When this happens all things are perceived as God’s providence for us. Little things we notice become for us God’s miracle in us and around us.
Confession then is entirely positive. It is for the good and designed to help you not to undermine you and expose you or to leave you guilt ridden. Confession helps to free us to open our hearts to God.
In return God mystically pours his grace on us and heals us through His infinite love.
In contrast to God’s compassion and forgiveness the world sees our imperfections as fixed personality and character flaws that are permanent attributes of our person. This approach quickly leads to judgement. The problem with judgement is that it does not allow another person to escape the misery of his or her failings and errors – and we all have these – we all need God’s help.

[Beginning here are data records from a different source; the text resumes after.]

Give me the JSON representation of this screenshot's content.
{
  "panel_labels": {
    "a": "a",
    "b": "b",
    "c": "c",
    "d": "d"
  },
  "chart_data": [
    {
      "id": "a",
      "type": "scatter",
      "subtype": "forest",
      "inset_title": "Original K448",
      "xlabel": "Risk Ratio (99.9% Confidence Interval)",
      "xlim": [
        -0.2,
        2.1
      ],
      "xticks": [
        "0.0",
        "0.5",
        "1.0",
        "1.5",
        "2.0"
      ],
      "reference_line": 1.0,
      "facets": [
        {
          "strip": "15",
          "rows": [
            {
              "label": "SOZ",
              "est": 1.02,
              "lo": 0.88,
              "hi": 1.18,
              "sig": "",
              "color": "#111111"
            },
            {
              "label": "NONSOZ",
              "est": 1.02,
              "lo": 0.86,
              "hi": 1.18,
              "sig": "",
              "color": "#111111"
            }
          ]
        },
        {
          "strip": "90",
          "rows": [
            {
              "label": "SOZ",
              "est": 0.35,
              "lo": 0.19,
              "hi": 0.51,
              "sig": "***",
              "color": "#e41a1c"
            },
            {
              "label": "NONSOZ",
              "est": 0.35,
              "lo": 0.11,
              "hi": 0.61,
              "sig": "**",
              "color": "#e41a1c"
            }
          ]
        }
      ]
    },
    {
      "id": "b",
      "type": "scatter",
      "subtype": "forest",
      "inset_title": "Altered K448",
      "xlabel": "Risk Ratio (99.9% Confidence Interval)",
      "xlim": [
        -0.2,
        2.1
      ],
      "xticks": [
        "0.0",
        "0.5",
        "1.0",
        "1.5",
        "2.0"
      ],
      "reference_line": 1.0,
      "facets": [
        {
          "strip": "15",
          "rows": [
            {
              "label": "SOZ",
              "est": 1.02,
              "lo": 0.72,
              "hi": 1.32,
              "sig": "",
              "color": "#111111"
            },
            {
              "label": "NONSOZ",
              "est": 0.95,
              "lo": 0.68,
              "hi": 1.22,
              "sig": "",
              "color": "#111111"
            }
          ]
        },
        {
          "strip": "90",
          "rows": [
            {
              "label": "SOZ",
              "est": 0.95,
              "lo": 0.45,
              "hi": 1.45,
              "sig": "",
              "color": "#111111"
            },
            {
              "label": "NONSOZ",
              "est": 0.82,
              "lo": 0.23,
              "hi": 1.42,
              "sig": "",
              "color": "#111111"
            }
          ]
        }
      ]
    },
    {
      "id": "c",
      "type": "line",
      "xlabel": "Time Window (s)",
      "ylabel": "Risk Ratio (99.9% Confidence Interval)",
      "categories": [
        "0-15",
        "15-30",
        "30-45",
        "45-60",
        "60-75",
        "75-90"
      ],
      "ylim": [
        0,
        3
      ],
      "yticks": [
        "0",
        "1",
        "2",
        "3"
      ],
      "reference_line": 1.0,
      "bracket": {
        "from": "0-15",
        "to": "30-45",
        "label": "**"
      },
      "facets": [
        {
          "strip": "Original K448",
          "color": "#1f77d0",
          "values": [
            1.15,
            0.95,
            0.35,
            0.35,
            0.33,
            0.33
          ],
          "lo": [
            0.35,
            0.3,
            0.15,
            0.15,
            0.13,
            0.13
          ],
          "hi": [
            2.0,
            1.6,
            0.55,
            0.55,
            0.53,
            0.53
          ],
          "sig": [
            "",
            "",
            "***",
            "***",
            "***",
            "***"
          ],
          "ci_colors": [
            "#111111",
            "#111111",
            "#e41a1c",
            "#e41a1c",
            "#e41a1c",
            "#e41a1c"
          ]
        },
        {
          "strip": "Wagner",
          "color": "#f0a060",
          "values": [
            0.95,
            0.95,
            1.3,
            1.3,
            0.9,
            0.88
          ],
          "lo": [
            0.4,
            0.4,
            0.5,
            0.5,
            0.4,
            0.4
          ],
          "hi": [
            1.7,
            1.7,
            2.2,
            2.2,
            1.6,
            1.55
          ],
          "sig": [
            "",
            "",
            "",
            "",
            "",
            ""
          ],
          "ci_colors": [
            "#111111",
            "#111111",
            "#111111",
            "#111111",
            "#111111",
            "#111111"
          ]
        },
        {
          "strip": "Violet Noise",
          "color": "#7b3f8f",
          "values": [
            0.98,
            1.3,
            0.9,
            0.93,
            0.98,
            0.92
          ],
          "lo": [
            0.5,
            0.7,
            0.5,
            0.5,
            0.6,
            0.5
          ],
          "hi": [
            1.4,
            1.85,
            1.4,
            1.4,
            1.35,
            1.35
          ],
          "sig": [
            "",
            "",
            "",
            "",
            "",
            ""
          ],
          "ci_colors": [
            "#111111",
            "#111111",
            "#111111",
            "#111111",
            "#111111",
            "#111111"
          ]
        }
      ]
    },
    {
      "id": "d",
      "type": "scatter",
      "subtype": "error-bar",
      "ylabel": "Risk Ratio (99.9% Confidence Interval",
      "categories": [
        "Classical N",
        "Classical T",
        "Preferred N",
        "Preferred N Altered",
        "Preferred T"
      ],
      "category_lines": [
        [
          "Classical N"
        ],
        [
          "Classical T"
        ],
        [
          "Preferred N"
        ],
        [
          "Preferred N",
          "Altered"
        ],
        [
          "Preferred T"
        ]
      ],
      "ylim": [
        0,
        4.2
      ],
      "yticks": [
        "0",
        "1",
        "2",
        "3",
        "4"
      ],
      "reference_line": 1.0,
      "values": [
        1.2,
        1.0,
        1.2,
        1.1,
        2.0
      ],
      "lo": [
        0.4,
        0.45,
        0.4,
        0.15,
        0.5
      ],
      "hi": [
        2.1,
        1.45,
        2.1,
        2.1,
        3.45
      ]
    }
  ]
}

What is the purpose of life if we do not allow a person to free themselves of their burden by our compassion and forgiveness? This is what God provides freely to us – to be forgiven. We too then should do the same to others who offend us.
The world lacks compassion and love for people. This is a disastrous set of circumstances that leads firstly to the condemnation of our fellow man and then it flows into our own hearts. We ultimately condemn ourselves by condemning and judging others. This is not the way of God. This is not the way of the Orthodox Church.
God is interested in always giving us a new start, again and again and again. This is why we always say, Lord have mercy, Lord have mercy, Lord have mercy.